My shelter operates on a shoe-string budget. If vet care for an animal is going to be too expensive, they will often euthanize to save money. The philosophy is that $1000 can better help 5 other homeless animals get shots, fixed and adopted. I can’t tell you how often us volunteers/Board Members will pool money to pay for vet care for an animal deemed “too sick” by the shelter.

Officially, I volunteer at the shelter about 5 hours a week. Unofficially, it is more like 20-30. I chair the Fund Raising Committee and sit on the Board of Directors. I have volunteers calling/emailing and asking for help in getting certain animals out all the time. I have employees calling and bitching about the conditions at the shelter and that something new is broken and they need a new one.

We finally got permission from the County to build a new shelter and now we need permission from the Orphan’s Court to the access funds that were set aside for this purpose. It never ends.

I organize 3-4 large Fund Raisers a year and 5-6 smaller ones and I don’t get paid. Myself and a couple of other Board Members used our own money to go to a conference on Shelter Management to learn how to better lead the community in making our area “No-Kill” in the future. I’ve traveled to “model shelters” (on my own dime) across the US to talk to them and to try and learn about what they are doing.

In short, the conditions at my local shelter will not improve until the citizens are educated and actually help keep the homeless pet population down by spaying and neutering their own animals.

If you think overpopulation isn’t real or spaying a pregnant female is somehow “wrong”, visit your local shelter in the next couple of months. Kitten season (April/May through September/October) is coming and see how many cute little kittens are euthed each day.

Sorry for the long post, but it is an issue very close to my heart.

And yet, to a lot of people, it’s the shelters who are the bad guys, “because they kill kitties and puppies”. My insane uncle, who I referenced earlier in the thread, refused for over a year to take any of the absolutely unreal amount of kittens, adolescent, and adult cats he had to the Humane Society, for the absolutely accurate perception that they would probably euthanize most of them (over 20 cats who’d never been socialized to anyone but him? That’s a no-brainer on a “kill shelter”'s part).

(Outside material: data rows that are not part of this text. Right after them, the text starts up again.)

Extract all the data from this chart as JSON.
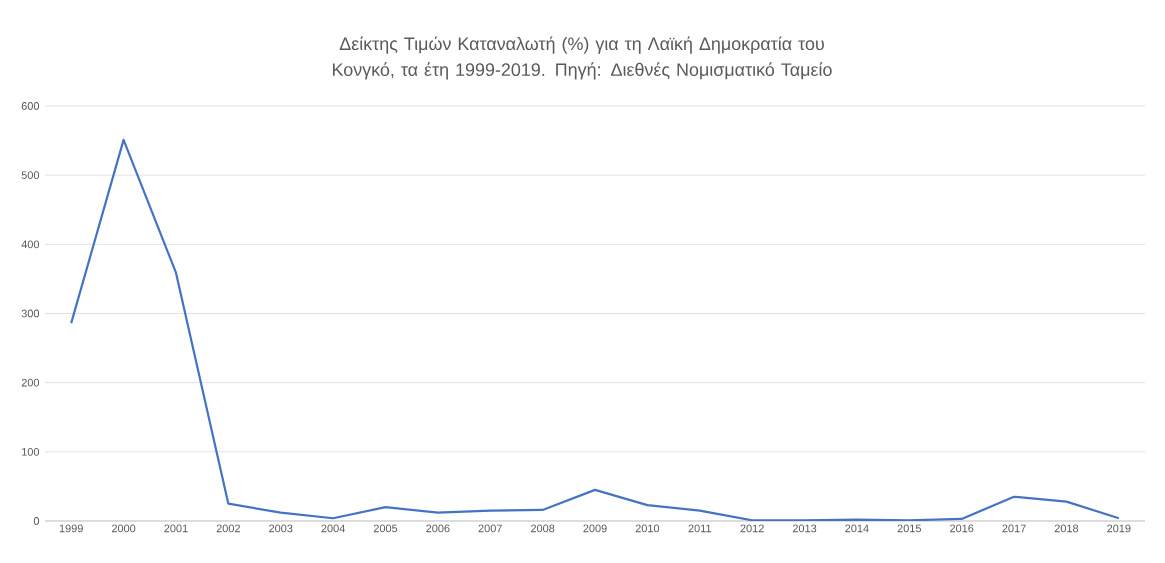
{
  "chart_data": {
    "type": "line",
    "title": "Δείκτης Τιμών Καταναλωτή (%) για τη Λαϊκή Δημοκρατία του Κονγκό, τα έτη 1999-2019. Πηγή: Διεθνές Νομισματικό Ταμείο",
    "categories": [
      "1999",
      "2000",
      "2001",
      "2002",
      "2003",
      "2004",
      "2005",
      "2006",
      "2007",
      "2008",
      "2009",
      "2010",
      "2011",
      "2012",
      "2013",
      "2014",
      "2015",
      "2016",
      "2017",
      "2018",
      "2019"
    ],
    "values": [
      286,
      551,
      359,
      25,
      12,
      4,
      20,
      12,
      15,
      16,
      45,
      23,
      15,
      1,
      1,
      2,
      1,
      3,
      35,
      28,
      4
    ],
    "color": "#4472c4",
    "ylim": [
      0,
      600
    ],
    "yticks": [
      0,
      100,
      200,
      300,
      400,
      500,
      600
    ],
    "grid": "y",
    "marker": "none",
    "line_style": "solid"
  }
}
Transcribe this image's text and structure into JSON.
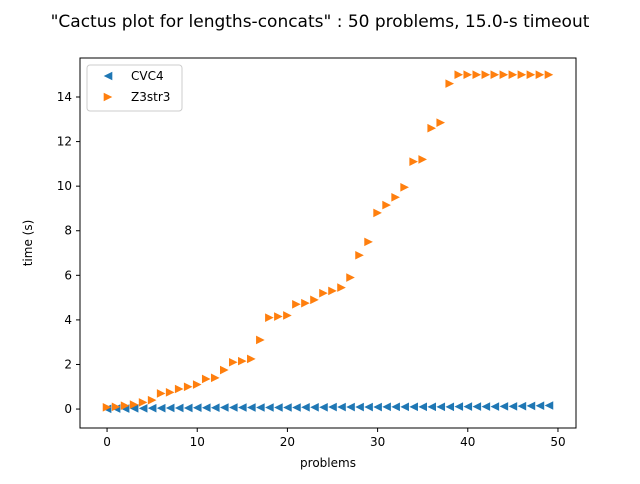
{
  "chart_data": {
    "type": "scatter",
    "title": "\"Cactus plot for lengths-concats\" : 50 problems, 15.0-s timeout",
    "xlabel": "problems",
    "ylabel": "time (s)",
    "xlim": [
      -3.0,
      52.0
    ],
    "ylim": [
      -0.85,
      15.75
    ],
    "xticks": [
      0,
      10,
      20,
      30,
      40,
      50
    ],
    "yticks": [
      0,
      2,
      4,
      6,
      8,
      10,
      12,
      14
    ],
    "grid": false,
    "legend_position": "top-left",
    "series": [
      {
        "name": "CVC4",
        "marker": "triangle-left",
        "color": "#1f77b4",
        "x": [
          0,
          1,
          2,
          3,
          4,
          5,
          6,
          7,
          8,
          9,
          10,
          11,
          12,
          13,
          14,
          15,
          16,
          17,
          18,
          19,
          20,
          21,
          22,
          23,
          24,
          25,
          26,
          27,
          28,
          29,
          30,
          31,
          32,
          33,
          34,
          35,
          36,
          37,
          38,
          39,
          40,
          41,
          42,
          43,
          44,
          45,
          46,
          47,
          48,
          49
        ],
        "y": [
          0.01,
          0.02,
          0.02,
          0.03,
          0.03,
          0.04,
          0.04,
          0.05,
          0.05,
          0.05,
          0.06,
          0.06,
          0.06,
          0.07,
          0.07,
          0.07,
          0.07,
          0.07,
          0.07,
          0.07,
          0.07,
          0.07,
          0.08,
          0.08,
          0.08,
          0.09,
          0.09,
          0.09,
          0.09,
          0.09,
          0.09,
          0.1,
          0.1,
          0.1,
          0.1,
          0.1,
          0.1,
          0.1,
          0.1,
          0.11,
          0.11,
          0.11,
          0.11,
          0.11,
          0.12,
          0.12,
          0.13,
          0.14,
          0.15,
          0.16
        ]
      },
      {
        "name": "Z3str3",
        "marker": "triangle-right",
        "color": "#ff7f0e",
        "x": [
          0,
          1,
          2,
          3,
          4,
          5,
          6,
          7,
          8,
          9,
          10,
          11,
          12,
          13,
          14,
          15,
          16,
          17,
          18,
          19,
          20,
          21,
          22,
          23,
          24,
          25,
          26,
          27,
          28,
          29,
          30,
          31,
          32,
          33,
          34,
          35,
          36,
          37,
          38,
          39,
          40,
          41,
          42,
          43,
          44,
          45,
          46,
          47,
          48,
          49
        ],
        "y": [
          0.08,
          0.1,
          0.15,
          0.2,
          0.3,
          0.4,
          0.7,
          0.75,
          0.9,
          1.0,
          1.1,
          1.35,
          1.4,
          1.75,
          2.1,
          2.15,
          2.25,
          3.1,
          4.1,
          4.15,
          4.2,
          4.7,
          4.75,
          4.9,
          5.2,
          5.3,
          5.45,
          5.9,
          6.9,
          7.5,
          8.8,
          9.15,
          9.5,
          9.95,
          11.1,
          11.2,
          12.6,
          12.85,
          14.6,
          15.0,
          15.0,
          15.0,
          15.0,
          15.0,
          15.0,
          15.0,
          15.0,
          15.0,
          15.0,
          15.0
        ]
      }
    ]
  }
}
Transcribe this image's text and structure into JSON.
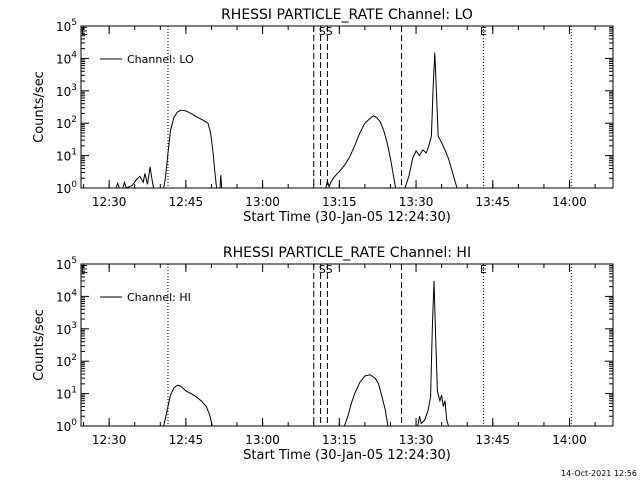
{
  "footer_timestamp": "14-Oct-2021 12:56",
  "chart_data": [
    {
      "type": "line",
      "title": "RHESSI PARTICLE_RATE Channel: LO",
      "xlabel": "Start Time (30-Jan-05 12:24:30)",
      "ylabel": "Counts/sec",
      "yscale": "log",
      "ylim": [
        1,
        100000
      ],
      "xlim": [
        "12:24:30",
        "14:08:30"
      ],
      "x_ticks": [
        "12:30",
        "12:45",
        "13:00",
        "13:15",
        "13:30",
        "13:45",
        "14:00"
      ],
      "y_ticks": [
        "10^0",
        "10^1",
        "10^2",
        "10^3",
        "10^4",
        "10^5"
      ],
      "legend": {
        "position": "top-left",
        "entries": [
          "Channel: LO"
        ]
      },
      "vlines_dotted": [
        "12:41:30",
        "13:43:10",
        "14:00:20"
      ],
      "vlines_dashed": [
        "13:10:00",
        "13:11:20",
        "13:12:40",
        "13:27:10"
      ],
      "markers": [
        {
          "text": "S",
          "x": "13:11:40"
        },
        {
          "text": "S",
          "x": "13:13:00"
        },
        {
          "text": "E",
          "x": "13:43:10"
        }
      ],
      "series": [
        {
          "name": "Channel: LO",
          "segments": [
            [
              [
                "12:31:20",
                1
              ],
              [
                "12:31:40",
                1.4
              ],
              [
                "12:32:00",
                1
              ],
              [
                "12:32:40",
                1
              ],
              [
                "12:33:00",
                1.5
              ],
              [
                "12:33:20",
                1
              ],
              [
                "12:34:30",
                1.2
              ],
              [
                "12:35:20",
                1.8
              ],
              [
                "12:36:00",
                2.3
              ],
              [
                "12:36:40",
                1.5
              ],
              [
                "12:37:00",
                2.8
              ],
              [
                "12:37:30",
                1.3
              ],
              [
                "12:38:00",
                4.5
              ],
              [
                "12:38:20",
                2
              ],
              [
                "12:38:40",
                1
              ]
            ],
            [
              [
                "12:40:40",
                1
              ],
              [
                "12:41:00",
                2
              ],
              [
                "12:41:30",
                12
              ],
              [
                "12:42:00",
                60
              ],
              [
                "12:42:40",
                150
              ],
              [
                "12:43:20",
                220
              ],
              [
                "12:44:00",
                250
              ],
              [
                "12:45:00",
                240
              ],
              [
                "12:46:00",
                200
              ],
              [
                "12:47:00",
                160
              ],
              [
                "12:48:30",
                120
              ],
              [
                "12:49:20",
                100
              ],
              [
                "12:49:50",
                50
              ],
              [
                "12:50:20",
                12
              ],
              [
                "12:50:40",
                3
              ],
              [
                "12:51:00",
                1
              ]
            ],
            [
              [
                "12:51:40",
                1
              ],
              [
                "12:51:50",
                2.5
              ],
              [
                "12:52:00",
                1
              ]
            ],
            [
              [
                "13:12:20",
                1
              ],
              [
                "13:12:40",
                1.6
              ],
              [
                "13:13:00",
                1.1
              ],
              [
                "13:13:20",
                1.5
              ],
              [
                "13:14:00",
                2.2
              ],
              [
                "13:15:00",
                3.2
              ],
              [
                "13:16:00",
                5
              ],
              [
                "13:17:00",
                9
              ],
              [
                "13:18:00",
                20
              ],
              [
                "13:19:00",
                50
              ],
              [
                "13:20:00",
                100
              ],
              [
                "13:21:00",
                140
              ],
              [
                "13:21:40",
                170
              ],
              [
                "13:22:20",
                150
              ],
              [
                "13:23:00",
                110
              ],
              [
                "13:23:40",
                60
              ],
              [
                "13:24:20",
                25
              ],
              [
                "13:25:00",
                8
              ],
              [
                "13:25:40",
                2
              ],
              [
                "13:26:00",
                1
              ]
            ],
            [
              [
                "13:27:50",
                1
              ],
              [
                "13:28:40",
                2.5
              ],
              [
                "13:29:20",
                8
              ],
              [
                "13:30:00",
                14
              ],
              [
                "13:30:40",
                10
              ],
              [
                "13:31:20",
                15
              ],
              [
                "13:32:00",
                12
              ],
              [
                "13:32:30",
                20
              ],
              [
                "13:33:00",
                40
              ],
              [
                "13:33:20",
                1200
              ],
              [
                "13:33:40",
                15000
              ],
              [
                "13:34:00",
                800
              ],
              [
                "13:34:20",
                40
              ],
              [
                "13:35:00",
                25
              ],
              [
                "13:35:40",
                15
              ],
              [
                "13:36:20",
                8
              ],
              [
                "13:37:00",
                3.5
              ],
              [
                "13:37:40",
                1.5
              ],
              [
                "13:38:00",
                1
              ]
            ]
          ]
        }
      ]
    },
    {
      "type": "line",
      "title": "RHESSI PARTICLE_RATE Channel: HI",
      "xlabel": "Start Time (30-Jan-05 12:24:30)",
      "ylabel": "Counts/sec",
      "yscale": "log",
      "ylim": [
        1,
        100000
      ],
      "xlim": [
        "12:24:30",
        "14:08:30"
      ],
      "x_ticks": [
        "12:30",
        "12:45",
        "13:00",
        "13:15",
        "13:30",
        "13:45",
        "14:00"
      ],
      "y_ticks": [
        "10^0",
        "10^1",
        "10^2",
        "10^3",
        "10^4",
        "10^5"
      ],
      "legend": {
        "position": "top-left",
        "entries": [
          "Channel: HI"
        ]
      },
      "vlines_dotted": [
        "12:41:30",
        "13:43:10",
        "14:00:20"
      ],
      "vlines_dashed": [
        "13:10:00",
        "13:11:20",
        "13:12:40",
        "13:27:10"
      ],
      "markers": [
        {
          "text": "S",
          "x": "13:11:40"
        },
        {
          "text": "S",
          "x": "13:13:00"
        },
        {
          "text": "E",
          "x": "13:43:10"
        }
      ],
      "series": [
        {
          "name": "Channel: HI",
          "segments": [
            [
              [
                "12:40:40",
                1
              ],
              [
                "12:41:20",
                3
              ],
              [
                "12:42:00",
                9
              ],
              [
                "12:42:40",
                15
              ],
              [
                "12:43:20",
                18
              ],
              [
                "12:44:00",
                17
              ],
              [
                "12:45:00",
                12
              ],
              [
                "12:46:00",
                10
              ],
              [
                "12:47:00",
                8
              ],
              [
                "12:48:00",
                6
              ],
              [
                "12:49:00",
                4
              ],
              [
                "12:49:40",
                2.2
              ],
              [
                "12:50:10",
                1
              ]
            ],
            [
              [
                "13:16:00",
                1
              ],
              [
                "13:16:40",
                2
              ],
              [
                "13:17:20",
                5
              ],
              [
                "13:18:00",
                10
              ],
              [
                "13:19:00",
                22
              ],
              [
                "13:20:00",
                35
              ],
              [
                "13:21:00",
                38
              ],
              [
                "13:22:00",
                30
              ],
              [
                "13:22:40",
                20
              ],
              [
                "13:23:20",
                8
              ],
              [
                "13:24:00",
                3
              ],
              [
                "13:24:30",
                1
              ]
            ],
            [
              [
                "13:30:20",
                1
              ],
              [
                "13:30:40",
                2
              ],
              [
                "13:31:00",
                1.2
              ],
              [
                "13:31:40",
                1.5
              ],
              [
                "13:32:20",
                3
              ],
              [
                "13:32:50",
                8
              ],
              [
                "13:33:10",
                1000
              ],
              [
                "13:33:30",
                30000
              ],
              [
                "13:33:50",
                500
              ],
              [
                "13:34:10",
                12
              ],
              [
                "13:34:40",
                6
              ],
              [
                "13:35:00",
                9
              ],
              [
                "13:35:20",
                4
              ],
              [
                "13:35:40",
                6
              ],
              [
                "13:36:00",
                1.5
              ],
              [
                "13:36:20",
                1
              ]
            ]
          ]
        }
      ]
    }
  ]
}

It’s a sad fact of life that far too many people prefer to shut their eyes and ears to. There are just too many cats and dogs (especially cats) being born out there to be able to keep them all alive, especially for an organization that’s often scrabbling for money. Yes, there are no-kill shelters, and most of them are wonderful, but some of them are worse than euthanasia, as the people running them try to take in as many animals as possible and quality of care necessarily declines.

It’s a problem with no neat, compact, perfect solution, which is what most people want there to be.

I’ve never seen how many kittens are euthed…but I do know that there’s an awful lot of kittens that roam the streets during this time. And the Humane Society is packed to the rafters with kittens. Around May or June of last year, my husband and I went to the local Humane Society to pick out another cat to share our lives. We happened to find one cat each, and I jokingly asked if there was a buy one/get one free sale. Since I was taking an older cat (four years old, and just as lovable as a kitten) as well as a kitten, they said SURE. I ended up making a donation in the amount of an adoption fee, anyway, so we came out even. This HS will sometimes also have a “Mother’s Day” promotion, to find home for the momcats as well as their kittens around Mother’s Day.